Walker bases her comments on nearly 20 years in the business. Her first job was with Martin Senour paints in the early '60s. Now she runs the firm of Color Counselors, in Chicago, and tells companies such as Brunswick, which makes bowling equipment, how to get women to buy Brunswick bowling balls, Brunswick bowling shoes and Brunswick bowling bags.

You make the colors match.

That may sound simple. But color, like fashion, is always changing. If you want to remain in business, you have to stay on top of things. "There's sort of a network of designers-and the designers, along with the magazine editors, have a great deal of influence on what gets into the stores."

Walker has seen pink and turquoise come and go. She's witnessed the birth and demise of coppertone. In her day, avocado rose like a conquering general, only to find its Waterloo in the kitchens of Kalamazoo.

"Color, like designs in interiors," she says, "is in a cycle. When we get as dark as we can go, we lighten up again."

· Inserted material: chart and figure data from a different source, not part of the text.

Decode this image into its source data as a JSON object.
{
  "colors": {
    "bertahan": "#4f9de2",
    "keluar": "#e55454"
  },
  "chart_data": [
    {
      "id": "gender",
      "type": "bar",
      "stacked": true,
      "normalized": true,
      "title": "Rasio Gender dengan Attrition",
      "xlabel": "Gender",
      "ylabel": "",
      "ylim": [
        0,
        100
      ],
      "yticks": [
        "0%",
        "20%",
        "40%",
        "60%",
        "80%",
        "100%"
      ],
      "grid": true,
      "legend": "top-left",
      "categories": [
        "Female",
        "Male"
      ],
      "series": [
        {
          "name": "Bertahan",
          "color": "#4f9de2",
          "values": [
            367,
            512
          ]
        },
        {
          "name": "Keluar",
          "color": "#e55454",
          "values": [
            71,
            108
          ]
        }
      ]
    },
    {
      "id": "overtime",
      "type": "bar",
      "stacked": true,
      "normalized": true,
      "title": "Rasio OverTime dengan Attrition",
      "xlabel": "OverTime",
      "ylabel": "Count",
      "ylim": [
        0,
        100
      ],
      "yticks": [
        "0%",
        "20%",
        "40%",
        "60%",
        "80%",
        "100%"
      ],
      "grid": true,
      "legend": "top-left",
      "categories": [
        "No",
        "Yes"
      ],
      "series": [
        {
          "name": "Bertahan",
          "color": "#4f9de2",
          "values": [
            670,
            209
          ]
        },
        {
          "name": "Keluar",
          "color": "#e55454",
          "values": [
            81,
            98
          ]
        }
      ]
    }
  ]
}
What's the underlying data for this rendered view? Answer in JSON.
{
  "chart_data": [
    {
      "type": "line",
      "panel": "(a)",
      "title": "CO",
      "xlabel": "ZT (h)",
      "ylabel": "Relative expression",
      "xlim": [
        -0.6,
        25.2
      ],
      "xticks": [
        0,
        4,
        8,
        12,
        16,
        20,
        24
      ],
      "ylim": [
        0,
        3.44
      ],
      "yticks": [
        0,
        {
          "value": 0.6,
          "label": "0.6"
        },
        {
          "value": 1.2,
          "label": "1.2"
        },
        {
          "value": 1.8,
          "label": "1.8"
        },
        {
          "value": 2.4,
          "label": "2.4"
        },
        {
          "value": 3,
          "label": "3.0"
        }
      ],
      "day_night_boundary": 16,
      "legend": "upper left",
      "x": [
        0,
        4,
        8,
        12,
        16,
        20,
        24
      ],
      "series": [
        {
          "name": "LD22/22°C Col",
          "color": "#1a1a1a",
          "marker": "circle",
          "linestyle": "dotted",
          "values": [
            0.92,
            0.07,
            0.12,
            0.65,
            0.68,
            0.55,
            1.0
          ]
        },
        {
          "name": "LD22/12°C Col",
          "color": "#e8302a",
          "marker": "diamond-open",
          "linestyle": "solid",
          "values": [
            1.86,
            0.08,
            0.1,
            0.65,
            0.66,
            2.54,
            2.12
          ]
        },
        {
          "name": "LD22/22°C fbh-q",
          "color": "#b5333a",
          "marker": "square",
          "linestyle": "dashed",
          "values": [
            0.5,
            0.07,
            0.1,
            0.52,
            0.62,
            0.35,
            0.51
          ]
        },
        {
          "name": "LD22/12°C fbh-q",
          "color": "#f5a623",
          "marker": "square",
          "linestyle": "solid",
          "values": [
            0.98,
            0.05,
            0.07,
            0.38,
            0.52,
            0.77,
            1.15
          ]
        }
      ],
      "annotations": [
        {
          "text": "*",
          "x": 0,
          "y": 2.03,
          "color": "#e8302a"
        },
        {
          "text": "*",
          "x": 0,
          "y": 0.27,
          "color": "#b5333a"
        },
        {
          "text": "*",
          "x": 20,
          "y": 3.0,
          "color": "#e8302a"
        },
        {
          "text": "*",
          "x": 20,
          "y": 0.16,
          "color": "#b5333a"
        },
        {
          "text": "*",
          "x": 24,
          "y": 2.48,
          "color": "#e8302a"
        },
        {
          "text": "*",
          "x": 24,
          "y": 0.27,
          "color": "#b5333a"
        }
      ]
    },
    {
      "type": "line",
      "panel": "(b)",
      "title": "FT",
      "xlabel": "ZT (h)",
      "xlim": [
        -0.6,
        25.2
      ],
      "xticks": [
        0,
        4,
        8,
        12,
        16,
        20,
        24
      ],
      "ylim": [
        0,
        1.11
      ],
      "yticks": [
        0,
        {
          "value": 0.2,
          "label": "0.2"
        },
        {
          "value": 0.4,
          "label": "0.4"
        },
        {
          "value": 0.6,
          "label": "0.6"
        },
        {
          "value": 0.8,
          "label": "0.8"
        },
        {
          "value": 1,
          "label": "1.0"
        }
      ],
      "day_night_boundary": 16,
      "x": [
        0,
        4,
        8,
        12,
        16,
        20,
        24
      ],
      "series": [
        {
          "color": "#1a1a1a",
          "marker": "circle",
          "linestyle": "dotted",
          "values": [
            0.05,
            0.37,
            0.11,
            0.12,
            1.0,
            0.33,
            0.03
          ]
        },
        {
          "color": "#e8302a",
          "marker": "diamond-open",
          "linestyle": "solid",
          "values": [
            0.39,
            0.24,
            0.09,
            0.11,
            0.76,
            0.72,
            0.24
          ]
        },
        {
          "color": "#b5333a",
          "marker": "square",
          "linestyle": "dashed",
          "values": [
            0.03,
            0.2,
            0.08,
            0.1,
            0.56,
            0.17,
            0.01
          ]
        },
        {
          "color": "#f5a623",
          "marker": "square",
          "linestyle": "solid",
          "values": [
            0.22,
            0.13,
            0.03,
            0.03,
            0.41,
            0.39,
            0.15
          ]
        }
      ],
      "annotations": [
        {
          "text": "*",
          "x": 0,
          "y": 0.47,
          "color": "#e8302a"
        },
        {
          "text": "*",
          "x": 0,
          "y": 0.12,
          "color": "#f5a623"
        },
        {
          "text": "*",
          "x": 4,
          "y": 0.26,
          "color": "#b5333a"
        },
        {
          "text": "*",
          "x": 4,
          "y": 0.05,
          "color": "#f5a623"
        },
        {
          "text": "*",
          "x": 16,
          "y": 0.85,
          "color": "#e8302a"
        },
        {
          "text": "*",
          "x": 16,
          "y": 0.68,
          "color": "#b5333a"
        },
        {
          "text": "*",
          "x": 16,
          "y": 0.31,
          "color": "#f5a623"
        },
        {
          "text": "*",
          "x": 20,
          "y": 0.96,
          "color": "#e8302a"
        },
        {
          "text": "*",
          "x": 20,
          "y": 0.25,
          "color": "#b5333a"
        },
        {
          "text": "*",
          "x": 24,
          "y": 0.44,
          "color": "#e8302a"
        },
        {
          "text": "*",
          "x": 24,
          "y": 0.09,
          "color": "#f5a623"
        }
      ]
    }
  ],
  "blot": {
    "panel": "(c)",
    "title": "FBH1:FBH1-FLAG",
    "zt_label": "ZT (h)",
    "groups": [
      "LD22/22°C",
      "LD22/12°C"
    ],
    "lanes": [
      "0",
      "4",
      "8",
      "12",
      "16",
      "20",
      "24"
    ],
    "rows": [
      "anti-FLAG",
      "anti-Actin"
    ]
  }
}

Now it's "earth colors" or the "neutral look"-beiges, browns, deep chocolates, grays, "greiges" and charcoals. Walker says these colors are "tied very directly into a casual type of lifestyle. The home is the last place a person can make into an extension of his personality."

Matching colors and furniture are out. Laid-back colors and shiny accessories are in.

For today's generation, "one piece becomes the focal point. Everything else (including color) is chosen around it. The piece may not be necessarily expensive, nor necessarily matching. People want to be individuals. They don't want their room looking like everybody else's."

Walker has a few tips for consumers:

If you're working with an interior designer, he should be ready to listen to what you want. "Any good interior designer is one that designs for his customers, not for himself."

Be wary of matching colors with oft-used color names. "There's no standardization of color names. Golds run the gamut. You can waste a lot of time looking for the true beige of the true antique white. You always have to have a point of reference. Take samples of what you have. You just have to push around a lot of color chips, as I did."

If you don't know where to start with your color scheme, start with the colors you want to highlight most. "Start planning around anything with a pattern-rug, draperies, wallpapers or a painting. Select the colors from the pattern and draw them out."

It is a myth, says Walker, that white ceilings are necessary to reflect light. "That's a big fallacy. Unless you beam a light directly on the ceiling, it's always in full shadow. You can continue light colors right up from the wall."

Be careful when using light colors on all four walls. "Most people don't realize that with warm colors, such as yellow, you have four walls reflecting on each other. It's best to select a shade paler."

One color, if painted on each wall and the floor, may not appear the same everywhere. "A lot of people like to continue the floor color onto the walls. The wall color should be a shade lighter in value (but the same hue), because the side walls are in half shadow." CAPTION: Picture, Color consultant Nancy Walker: "When we get as dark as we can go, we lighten up again."